"Bagi negara, salah menafsirkan niat satu sama lain, itu lah yang memungkinkan apa yang awalnya merupakan insiden kecil menjadi krisis bahkan berkembang menjadi konflik besar," kata mantan Menteri Luar Negeri RI Marty Natalegawa dalam diskusi 'How do We Cool Off the Hot Peace: Brainstorming the Possibilities?' di kegiatan Conference on Indonesia Foreign Policy 2019, Jakarta, Sabtu 30 November 2019.
Menurut dia, perlu adanya manajemen krisis untuk menangani ini. Bahkan, sangat dibutuhkan di kawasan Indo-Pasifik, terkhusus ASEAN.
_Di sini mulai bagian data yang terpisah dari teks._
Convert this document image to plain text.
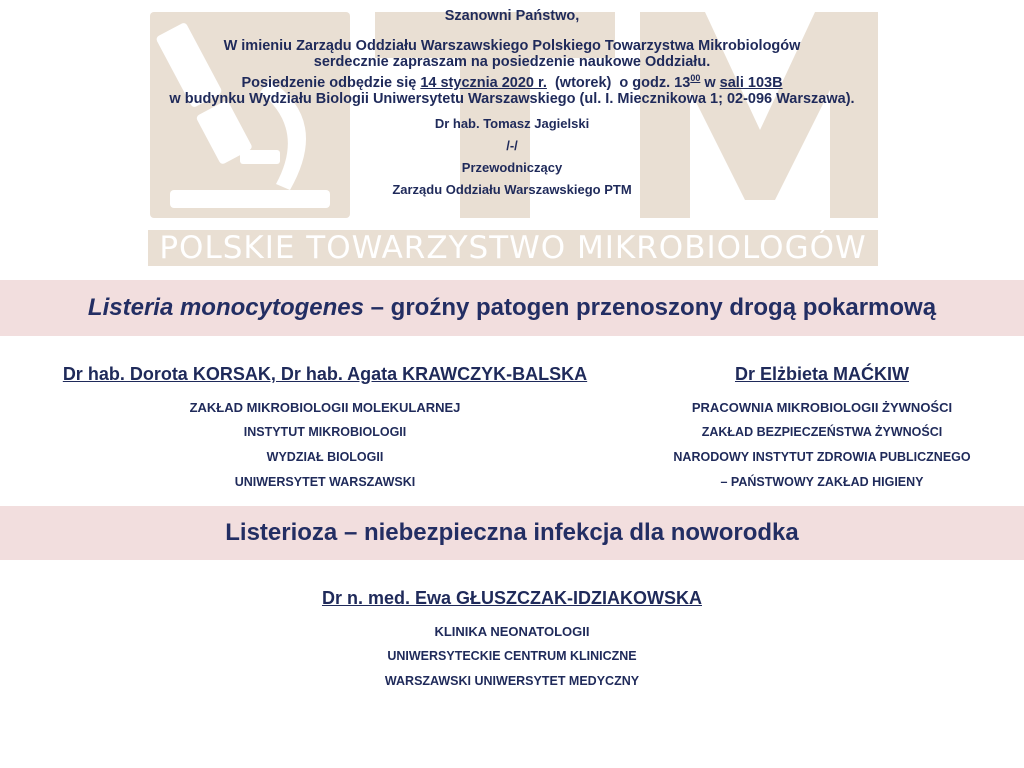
POLSKIE TOWARZYSTWO MIKROBIOLOGÓW
Szanowni Państwo,
W imieniu Zarządu Oddziału Warszawskiego Polskiego Towarzystwa Mikrobiologów
serdecznie zapraszam na posiedzenie naukowe Oddziału.
Posiedzenie odbędzie się 14 stycznia 2020 r.  (wtorek)  o godz. $13^{00}$ w sali 103B
w budynku Wydziału Biologii Uniwersytetu Warszawskiego (ul. I. Miecznikowa 1; 02-096 Warszawa).
Dr hab. Tomasz Jagielski
/-/
Przewodniczący
Zarządu Oddziału Warszawskiego PTM
Listeria monocytogenes – groźny patogen przenoszony drogą pokarmową
Dr hab. Dorota KORSAK, Dr hab. Agata KRAWCZYK-BALSKA
ZAKŁAD MIKROBIOLOGII MOLEKULARNEJ
INSTYTUT MIKROBIOLOGII
WYDZIAŁ BIOLOGII
UNIWERSYTET WARSZAWSKI
Dr Elżbieta MAĆKIW
PRACOWNIA MIKROBIOLOGII ŻYWNOŚCI
ZAKŁAD BEZPIECZEŃSTWA ŻYWNOŚCI
NARODOWY INSTYTUT ZDROWIA PUBLICZNEGO
– PAŃSTWOWY ZAKŁAD HIGIENY
Listerioza – niebezpieczna infekcja dla noworodka
Dr n. med. Ewa GŁUSZCZAK-IDZIAKOWSKA
KLINIKA NEONATOLOGII
UNIWERSYTECKIE CENTRUM KLINICZNE
WARSZAWSKI UNIWERSYTET MEDYCZNY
"Manajemen krisis ini dalam kata lain gagasan mengatasi defisit kepercayaan. Kami dapat memastikan kami tidak memiliki tata kelola defisit, baik itu defisit kepercayaan, bahkan defisit kepemimpinan," imbuhnya.
Marty mengatakan menemukan ada kekurangan ketidakmampuan untuk mengambil tindakan konkret dalam meredakan ketegangan.
"Karenanya kita membutuhkan kepemimpinan intelektual dan para pemimpin," ungkapnya.
Dia menegaskan bahwa perlu ada poin konkret yang dapat ditindaklanjuti untuk merespons 'hot peace'. "Semuanya harus lewat analisis dan pertimbangan," pungkasnya.